There are three major options that drastically effect RAM usage:
If using the NodeIterator services in WmPublic pub.web, there is no upper limit. You can see an example of using these services in WmSamples large mapping example.
If you don’t need all the data, but just a few bits of information you can use pub.web:queryDocument to pull out pieces of the document into a record that just contains the subset you want using XQL or WQL queries. This will require an XML parse tree to be in memory, but little else.
Often you need all the elements of the incoming document and you use pub.web:documentToRecord to create an IData image of the data for mapping etc. This operation has a full XML parse tree in memory and then an IData tree that is about the same size. Assuming you then drop the Node object (i.e. the parse tree) from the pipeline as soon as documentToRecord completes, the parse tree RAM can be GCed, so there is a peak you need to account for, but the memory would not be held.
Now for a ROUGH look at the XML parse tree RAM usage that happens during option #2 and #3:
An IS XML parse tree is a structure built on top of the original XML stream, meaning that the original file is in memory, so the disk size of the file is always there.
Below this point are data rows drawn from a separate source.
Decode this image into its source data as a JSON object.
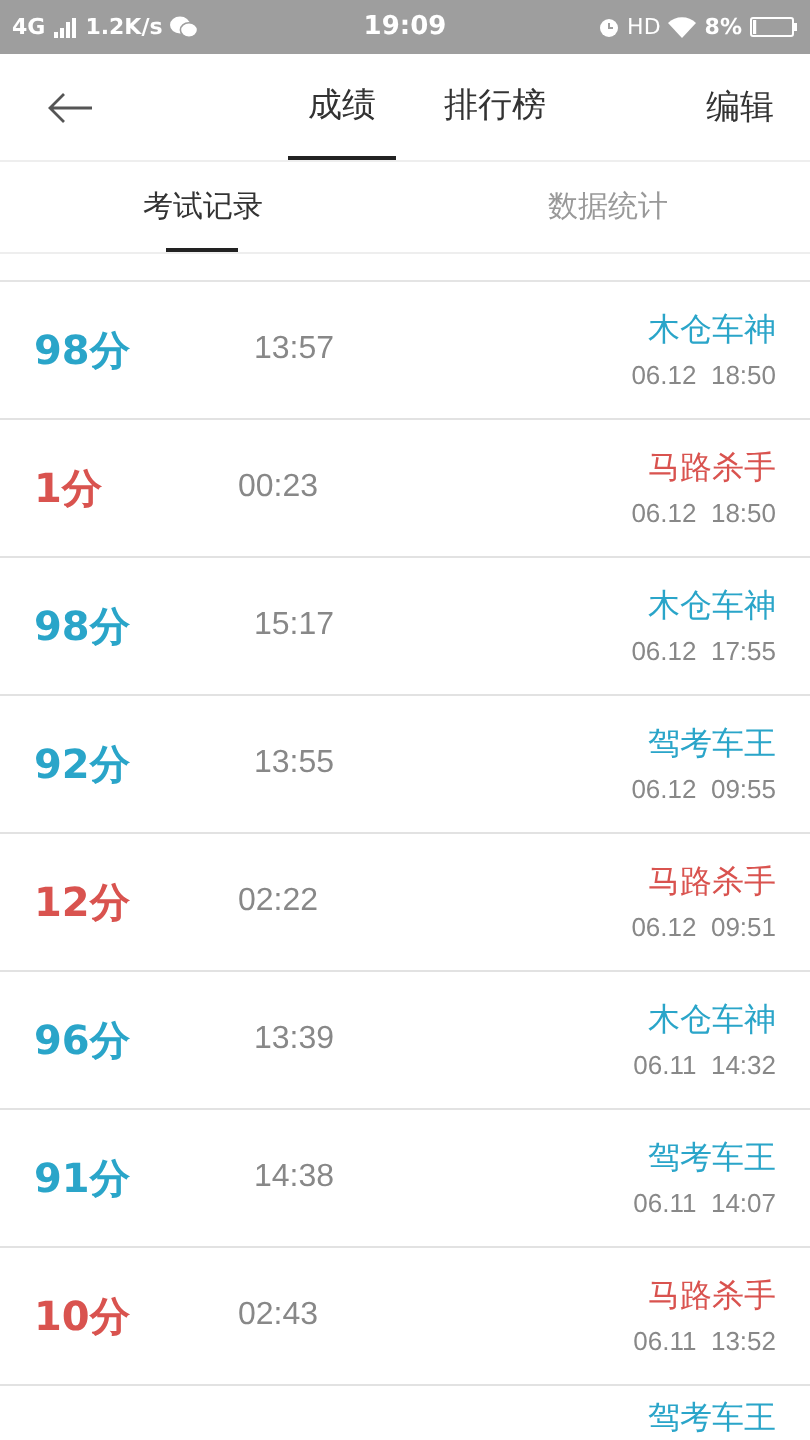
{
  "status_bar": {
    "network": "4G",
    "speed": "1.2K/s",
    "time": "19:09",
    "hd": "HD",
    "battery": "8%"
  },
  "header": {
    "tabs": [
      {
        "label": "成绩",
        "selected": true
      },
      {
        "label": "排行榜",
        "selected": false
      }
    ],
    "action": "编辑"
  },
  "sub_tabs": [
    {
      "label": "考试记录",
      "selected": true
    },
    {
      "label": "数据统计",
      "selected": false
    }
  ],
  "records": [
    {
      "score": "98分",
      "duration": "13:57",
      "title": "木仓车神",
      "date": "06.12  18:50",
      "passed": true
    },
    {
      "score": "1分",
      "duration": "00:23",
      "title": "马路杀手",
      "date": "06.12  18:50",
      "passed": false
    },
    {
      "score": "98分",
      "duration": "15:17",
      "title": "木仓车神",
      "date": "06.12  17:55",
      "passed": true
    },
    {
      "score": "92分",
      "duration": "13:55",
      "title": "驾考车王",
      "date": "06.12  09:55",
      "passed": true
    },
    {
      "score": "12分",
      "duration": "02:22",
      "title": "马路杀手",
      "date": "06.12  09:51",
      "passed": false
    },
    {
      "score": "96分",
      "duration": "13:39",
      "title": "木仓车神",
      "date": "06.11  14:32",
      "passed": true
    },
    {
      "score": "91分",
      "duration": "14:38",
      "title": "驾考车王",
      "date": "06.11  14:07",
      "passed": true
    },
    {
      "score": "10分",
      "duration": "02:43",
      "title": "马路杀手",
      "date": "06.11  13:52",
      "passed": false
    },
    {
      "title": "驾考车王",
      "passed": true
    }
  ]
}
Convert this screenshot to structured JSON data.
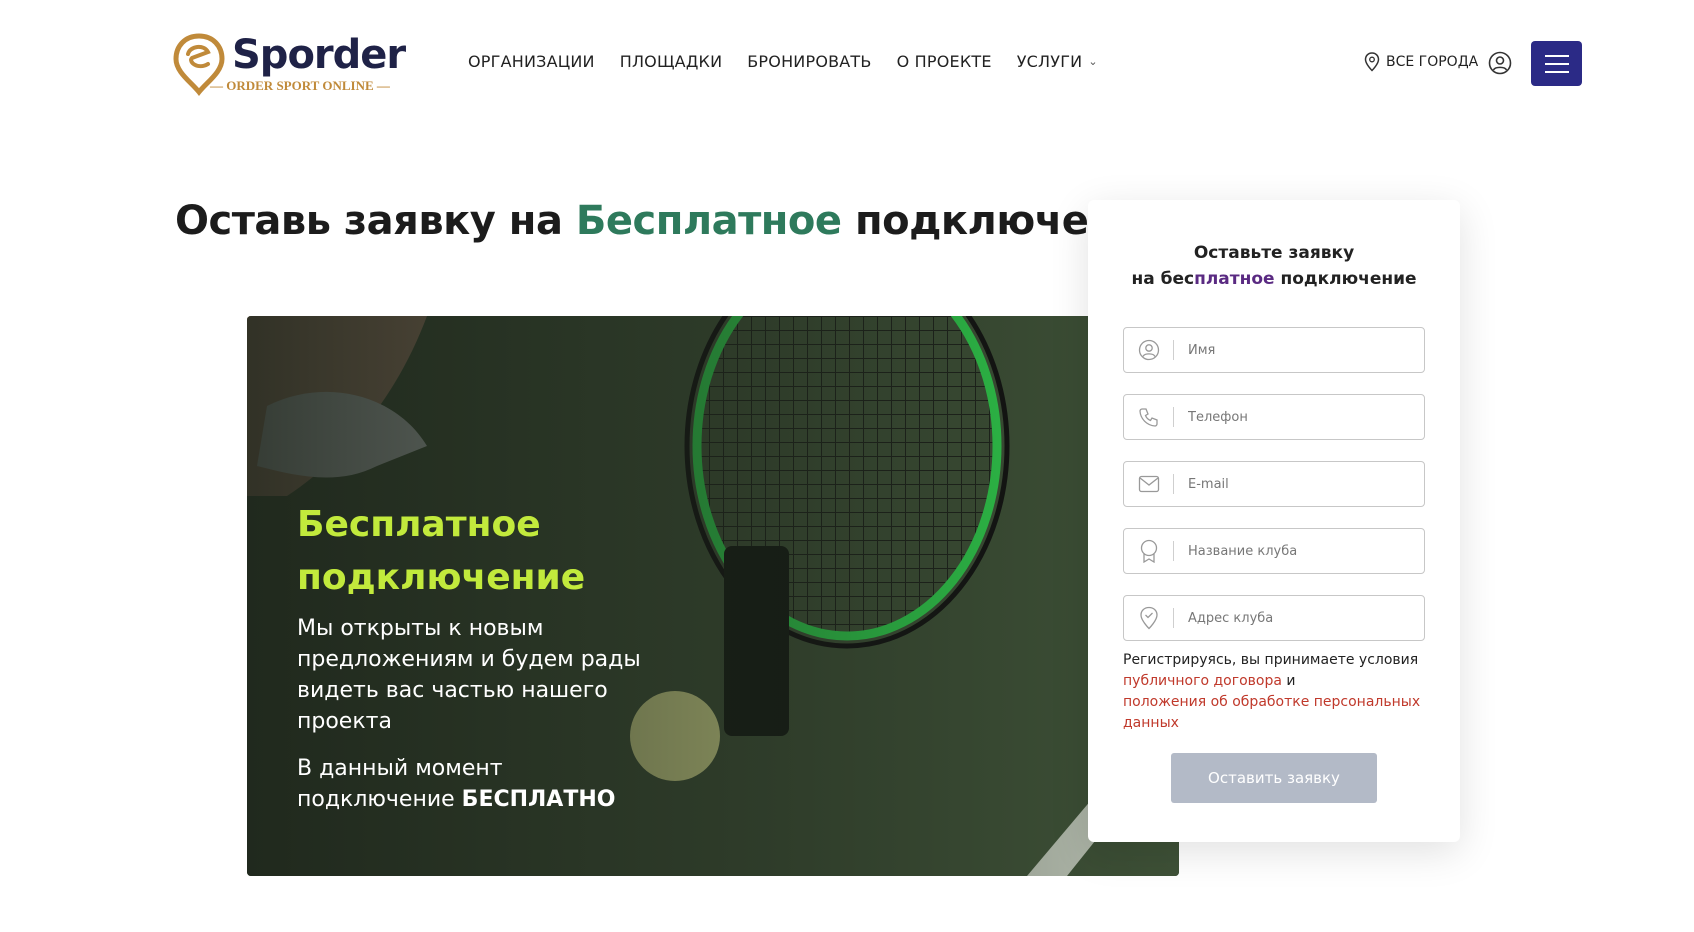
{
  "header": {
    "logo": {
      "brand": "Sporder",
      "tagline": "— ORDER SPORT ONLINE —"
    },
    "nav": [
      {
        "label": "ОРГАНИЗАЦИИ"
      },
      {
        "label": "ПЛОЩАДКИ"
      },
      {
        "label": "БРОНИРОВАТЬ"
      },
      {
        "label": "О ПРОЕКТЕ"
      },
      {
        "label": "УСЛУГИ"
      }
    ],
    "city": "ВСЕ ГОРОДА"
  },
  "heading": {
    "before": "Оставь заявку на ",
    "accent": "Бесплатное",
    "after": " подключение"
  },
  "banner": {
    "title": "Бесплатное подключение",
    "text": "Мы открыты к новым предложениям и будем рады видеть вас частью нашего проекта",
    "text2_prefix": "В данный момент подключение ",
    "text2_bold": "БЕСПЛАТНО"
  },
  "form": {
    "title_line1": "Оставьте заявку",
    "title_line2_prefix": "на бес",
    "title_line2_accent": "платное",
    "title_line2_suffix": " подключение",
    "fields": [
      {
        "placeholder": "Имя",
        "icon": "user-icon"
      },
      {
        "placeholder": "Телефон",
        "icon": "phone-icon"
      },
      {
        "placeholder": "E-mail",
        "icon": "mail-icon"
      },
      {
        "placeholder": "Название клуба",
        "icon": "award-icon"
      },
      {
        "placeholder": "Адрес клуба",
        "icon": "location-icon"
      }
    ],
    "terms_text": "Регистрируясь, вы принимаете условия",
    "terms_link1": "публичного договора",
    "terms_and": " и",
    "terms_link2": "положения об обработке персональных данных",
    "submit_label": "Оставить заявку"
  },
  "colors": {
    "brand_dark": "#1f2247",
    "brand_gold": "#c08a3a",
    "accent_green": "#2e7a5c",
    "banner_title": "#c2ea3c",
    "burger_bg": "#2b2a86",
    "link_red": "#c0392b",
    "button_bg": "#b3bac7"
  }
}
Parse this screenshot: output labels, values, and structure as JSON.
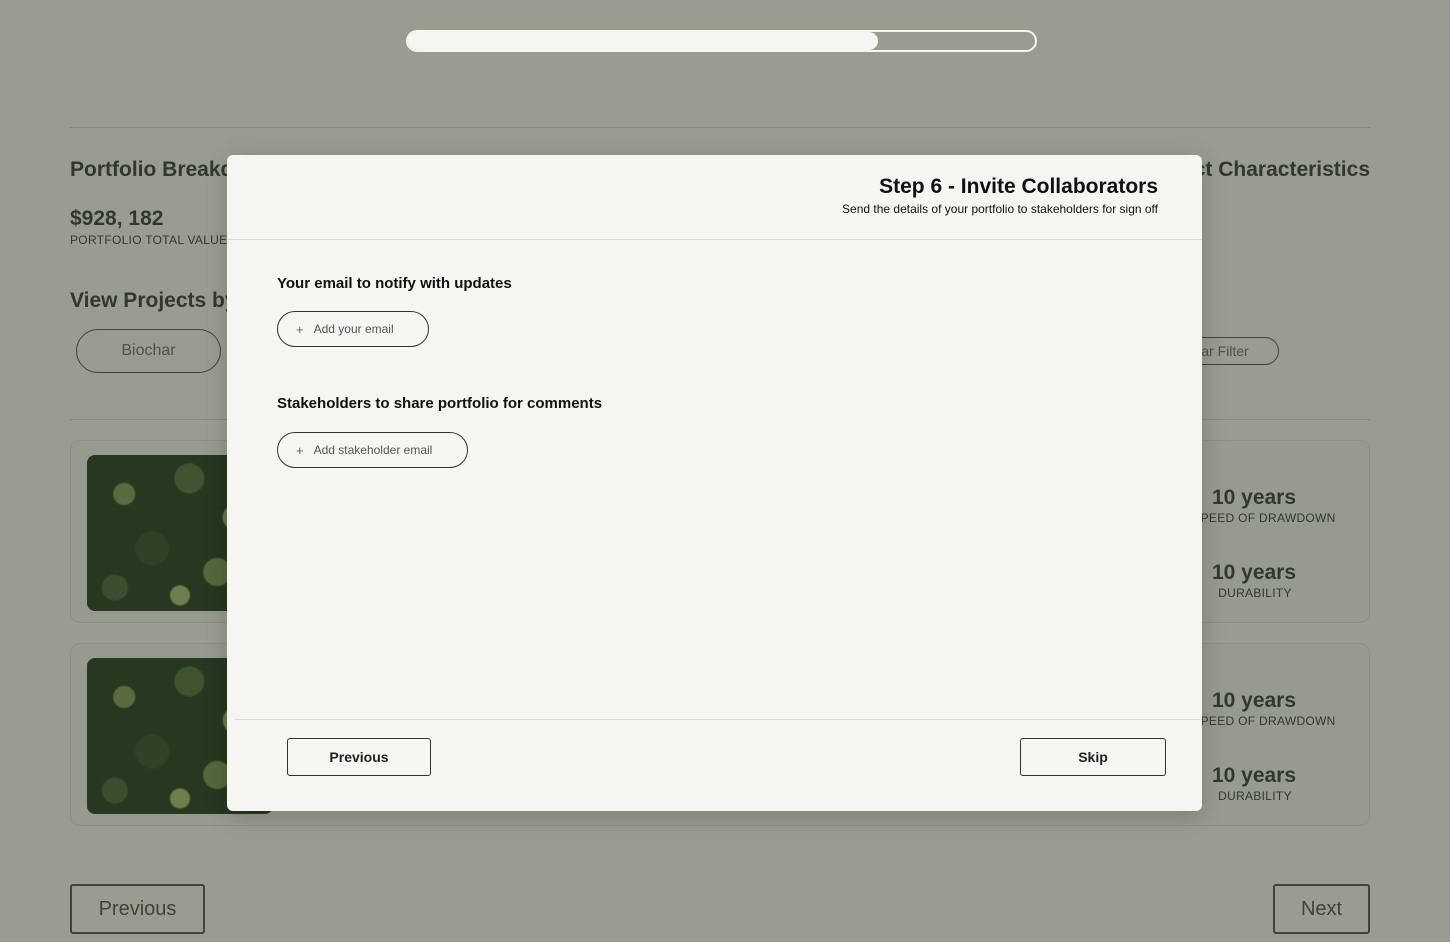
{
  "progress": {
    "fraction": 0.75
  },
  "background": {
    "portfolio_title": "Portfolio Breakdown",
    "characteristics_title": "Project Characteristics",
    "total_value": "$928, 182",
    "total_label": "PORTFOLIO TOTAL VALUE",
    "view_by_title": "View Projects by",
    "filter_biochar": "Biochar",
    "clear_filter": "Clear Filter",
    "cards": [
      {
        "stat1_value": "10 years",
        "stat1_label": "SPEED OF DRAWDOWN",
        "stat2_value": "10 years",
        "stat2_label": "DURABILITY"
      },
      {
        "stat1_value": "10 years",
        "stat1_label": "SPEED OF DRAWDOWN",
        "stat2_value": "10 years",
        "stat2_label": "DURABILITY"
      }
    ],
    "previous_label": "Previous",
    "next_label": "Next"
  },
  "modal": {
    "title": "Step 6 - Invite Collaborators",
    "subtitle": "Send the details of your portfolio to stakeholders for sign off",
    "email_section_label": "Your email to notify with updates",
    "add_email_label": "Add your email",
    "stakeholder_section_label": "Stakeholders to share portfolio for comments",
    "add_stakeholder_label": "Add stakeholder email",
    "previous_label": "Previous",
    "skip_label": "Skip",
    "plus_icon": "plus-icon"
  }
}
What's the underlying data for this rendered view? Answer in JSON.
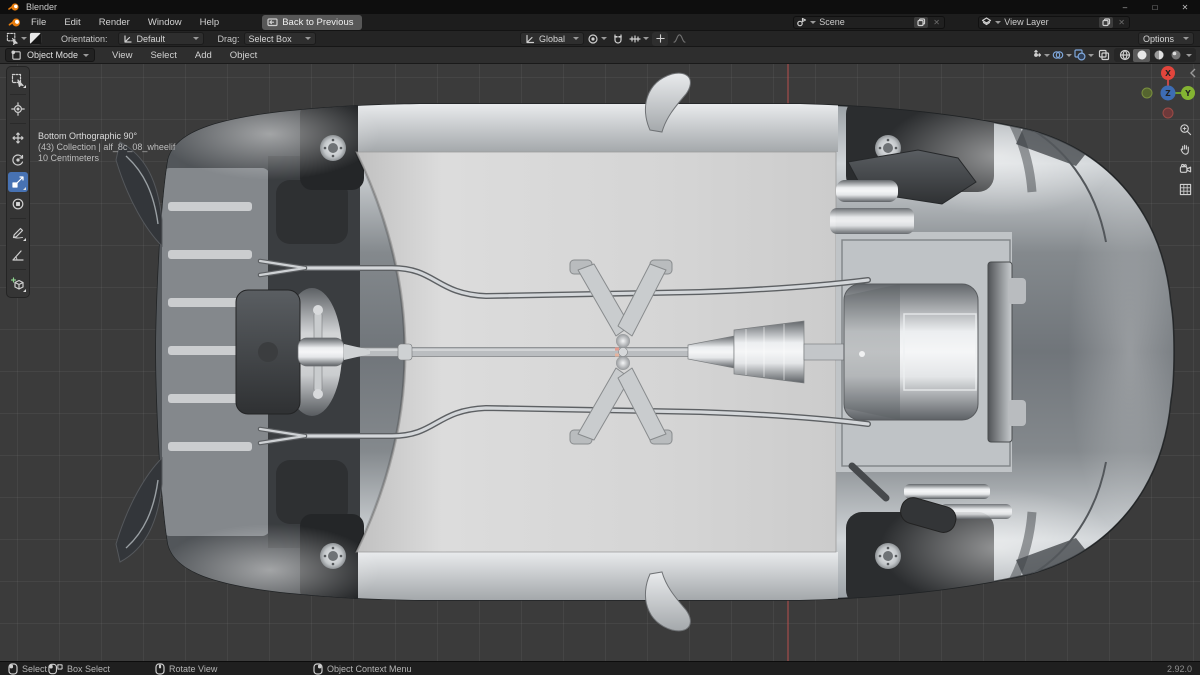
{
  "colors": {
    "accent_blue": "#4772b3",
    "axis_x_red": "#e2453c",
    "axis_y_green": "#84b332",
    "axis_z_blue": "#3d6cb4",
    "viewport_bg": "#3b3b3b"
  },
  "window": {
    "title": "Blender",
    "minimize_glyph": "–",
    "maximize_glyph": "□",
    "close_glyph": "✕"
  },
  "menubar": {
    "items": [
      "File",
      "Edit",
      "Render",
      "Window",
      "Help"
    ],
    "back_button_label": "Back to Previous",
    "scene_selector_value": "Scene",
    "view_layer_selector_value": "View Layer"
  },
  "tool_settings": {
    "orientation_label": "Orientation:",
    "orientation_value": "Default",
    "drag_label": "Drag:",
    "drag_value": "Select Box",
    "transform_orientation_value": "Global",
    "options_button_label": "Options"
  },
  "viewport_header": {
    "mode_selector_value": "Object Mode",
    "menus": [
      "View",
      "Select",
      "Add",
      "Object"
    ]
  },
  "viewport_overlay": {
    "view_name": "Bottom Orthographic 90°",
    "collection_info": "(43) Collection | alf_8c_08_wheelif",
    "scale_info": "10 Centimeters"
  },
  "axis_gizmo": {
    "x_label": "X",
    "y_label": "Y",
    "z_label": "Z"
  },
  "left_toolbar": {
    "tools": [
      "select-box",
      "cursor",
      "move",
      "rotate",
      "scale",
      "transform",
      "annotate",
      "measure",
      "add-cube"
    ],
    "active_tool": "scale"
  },
  "shading": {
    "modes": [
      "wireframe",
      "solid",
      "material-preview",
      "rendered"
    ],
    "active_mode": "solid"
  },
  "statusbar": {
    "select_label": "Select",
    "box_select_label": "Box Select",
    "rotate_view_label": "Rotate View",
    "context_menu_label": "Object Context Menu",
    "version": "2.92.0"
  }
}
There will be Node objects for each element in the XML file. A Node object contains a parent reference, a child reference list, an attribute list, name, namespace name, nsdecls list, and some other information needed to encapsulate the XML information set. I don’t know the RAM size of this object, but I’ll take a wild guess at NodeSize.
We could then do the following calculations:
NodeSize = 200 Bytes
DiskSize = 1 Meg
DataPercent = 70% (the other 30% is XML tags)
AvgTagNameSize = 10
Two tagNames per Node
Two extra characters per tagName
NumberNodes = (DiskSize * (1-DataPercent))/((AvgTagNameSize+2)*2)
RAMSize = DiskSize + (NumberNodes * NodeSize)
NumberNodes = (1MB*.7)/24 = 13107
RAMSize = 1MB + (NumberNodes*200B)
RAMSize = 1MB + 2.6MB
RAMSize = 3.6MB for a 1MB file.
I haven’t run real files through these formulas to check the assumptions, but I think these assumptions and formulas will get you in the ballpark.